En accordant des prêts risqués à des très petites et moyennes entreprises (PME) souvent déjà endettées, les banques locales chinoises inquiètent Pékin qui craint un effet bombe à retardement. Ces dernières années, les gouvernements locaux comme le gouvernement national ont tenté de renflouer les caisses de ces petites banques, que Mary-Françoise Renard qualifie de « fragile « En 2023, les provinces ont levé 152,3 milliards de yuans (21,05 milliards de dollars) par le biais d’obligations pour reconstituer le capital des petites et moyennes banques, selon les données du marché électronique des obligations des gouvernements locaux de Chine.
» « Ces banques auraient dû être en faillite depuis longtemps. » souffle l’économiste français.
Les deux leviers de Pékin pour assainir les comptes
Si Pékin s’empare lentement du sujet depuis près d’une décennie, le problème a des origines plus anciennes selon Emmanuel Véron, docteur en géographie et spécialiste de la Chine contemporaine :
» AAvec le boom économique des années 1980, il y a eu une énorme circulation d’argent liquide et de nombreuses petites banques ont été créées. Mais ces banques étaient malpropres, malsaines, mal gérées et corrompues. »
La crise immobilière de 2022, symbolisée par la dette de 300 milliards de dollars d’Evergrande, a donc été l’étincelle qui a mis le feu aux poudres des dettes des petites banques.
La fusion de petites banques chinoises locales avec de plus grandes banques est une forme de sauvetage. Pour le professeur-chercheur, « Cela répond à une logique d’assainissement. C’est un phénomène structurel, ce n’est pas la première fermeture de banques locales en Chine ces dernières années, même si cette série est plus spectaculaire. » Dans sa note du 29 juillet, le groupe Pictet n’interdit pas « de laisser faire faillite les petites banques dont la disparition ne cause pas de graves problèmes économiques et financiers. « Mais il faut assainir les comptes et les pratiques de ces petites banques », Pékin peut compter sur deux autres leviers » explique Mary-Françoise Renard. Outre les fusions, Pékin pourrait réglementer les pratiques bancaires. mauvais pour la santé » en province. Une option à privilégier selon Mary-Françoise Renard :
» La fusion n’est pas une solution à long terme. Pékin ne peut pas laisser les petites banques faire faillite, sinon cela créerait la panique au sein de la population.. Il faut surtout beaucoup plus de régulation »

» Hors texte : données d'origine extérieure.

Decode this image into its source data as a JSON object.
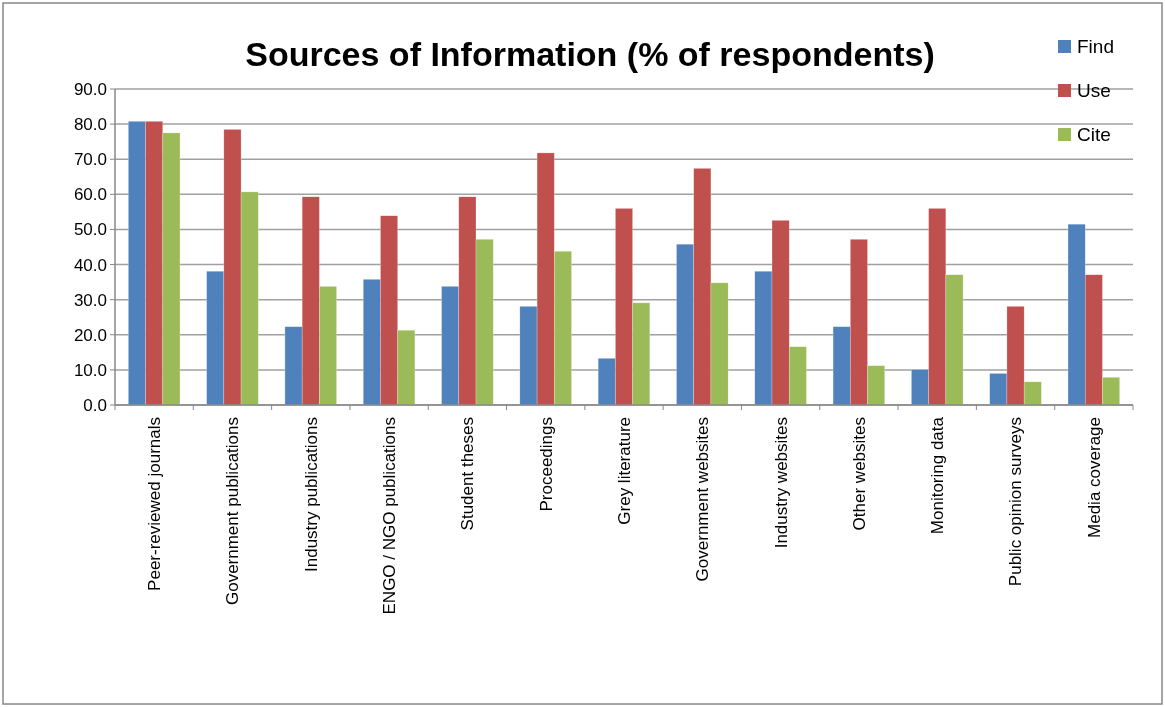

Le système bancaire parallèle
Le besoin d’assainissement est d’autant plus grand que certaines de ces banques n’hésitent pas à transférer une partie de leurs risques vers un secteur beaucoup plus opaque : le ombre bancaire. Un ensemble d’entités – très peu régulées – qui jouent un rôle très proche de celui des banques (crédits, gestion de liquidité, etc.) sans en avoir le statut… ni les contraintes. Ces entités vont de la spéculation de certains haie fonds au prêteur sur gage. Interviewée par France Culture, l’économiste Jézabel Coupey-Soubeyran a expliqué qu’il s’agissait « d’un déversoir pour les berges. »

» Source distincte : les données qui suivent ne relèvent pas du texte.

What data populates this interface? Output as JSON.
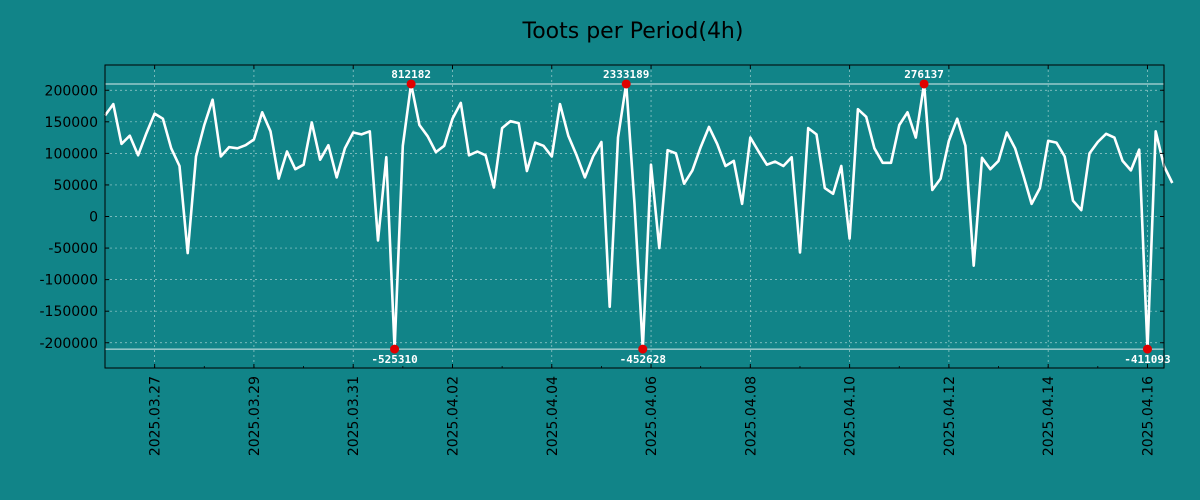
{
  "chart_data": {
    "type": "line",
    "title": "Toots per Period(4h)",
    "xlabel": "",
    "ylabel": "",
    "x_ticks": [
      "2025.03.27",
      "2025.03.29",
      "2025.03.31",
      "2025.04.02",
      "2025.04.04",
      "2025.04.06",
      "2025.04.08",
      "2025.04.10",
      "2025.04.12",
      "2025.04.14",
      "2025.04.16"
    ],
    "y_ticks": [
      "-200000",
      "-150000",
      "-100000",
      "-50000",
      "0",
      "50000",
      "100000",
      "150000",
      "200000"
    ],
    "y_tick_values": [
      -200000,
      -150000,
      -100000,
      -50000,
      0,
      50000,
      100000,
      150000,
      200000
    ],
    "xlim": [
      0,
      128
    ],
    "ylim": [
      -240000,
      240000
    ],
    "grid": true,
    "line_color": "#ffffff",
    "background": "#118488",
    "marker_color": "#e00000",
    "clip_high": 210000,
    "clip_low": -210000,
    "series": [
      {
        "name": "toots",
        "values": [
          160000,
          178000,
          115000,
          128000,
          97000,
          132000,
          163000,
          155000,
          108000,
          80000,
          -58000,
          95000,
          145000,
          185000,
          95000,
          110000,
          108000,
          113000,
          122000,
          165000,
          135000,
          60000,
          103000,
          75000,
          82000,
          149000,
          90000,
          113000,
          62000,
          108000,
          133000,
          130000,
          135000,
          -38000,
          94000,
          -210000,
          112000,
          210000,
          145000,
          127000,
          102000,
          112000,
          155000,
          180000,
          97000,
          103000,
          97000,
          46000,
          140000,
          151000,
          148000,
          72000,
          117000,
          112000,
          95000,
          178000,
          128000,
          97000,
          62000,
          95000,
          118000,
          -143000,
          125000,
          210000,
          20000,
          -210000,
          82000,
          -50000,
          105000,
          100000,
          52000,
          73000,
          110000,
          142000,
          115000,
          80000,
          88000,
          20000,
          125000,
          103000,
          82000,
          87000,
          80000,
          94000,
          -57000,
          140000,
          130000,
          45000,
          36000,
          80000,
          -35000,
          170000,
          158000,
          108000,
          85000,
          85000,
          145000,
          165000,
          125000,
          210000,
          42000,
          60000,
          120000,
          155000,
          112000,
          -78000,
          93000,
          75000,
          88000,
          133000,
          108000,
          65000,
          20000,
          45000,
          120000,
          117000,
          95000,
          25000,
          10000,
          100000,
          118000,
          131000,
          125000,
          88000,
          73000,
          106000,
          -210000,
          135000,
          80000,
          53000
        ]
      }
    ],
    "annotations": [
      {
        "index": 37,
        "value": 210000,
        "label": "812182",
        "position": "above"
      },
      {
        "index": 35,
        "value": -210000,
        "label": "-525310",
        "position": "below"
      },
      {
        "index": 63,
        "value": 210000,
        "label": "2333189",
        "position": "above"
      },
      {
        "index": 65,
        "value": -210000,
        "label": "-452628",
        "position": "below"
      },
      {
        "index": 99,
        "value": 210000,
        "label": "276137",
        "position": "above"
      },
      {
        "index": 126,
        "value": -210000,
        "label": "-411093",
        "position": "below"
      }
    ]
  }
}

En Chine – l’un des principaux pays où cette finance parallèle est concentrée selon BSI Economics – les actifs de ombre bancaire représentent plus de 10% du total des actifs bancaires chinois. Ils contribuent ainsi à cet endettement caché des provinces que le Fonds monétaire international estime – en incluant la partie visible – à 12 600 milliards d’euros. Ce système très opaque offre » «Méconnaissance de la dette», explique Mary-Françoise Renard, et son assainissement prend du temps. Si le poids de ce secteur a diminué en dix ans grâce à la réglementation, le gouvernement « Il est impossible de tout réguler d’un seul coup. En raison de la corruption endémique de ces institutions, il existe des problèmes de pouvoir au sein du Parti communiste chinois qui ne permettent pas à ces petites banques de faire faillite ou de réduire le shadow banking. » conclut Emmanuel Véron.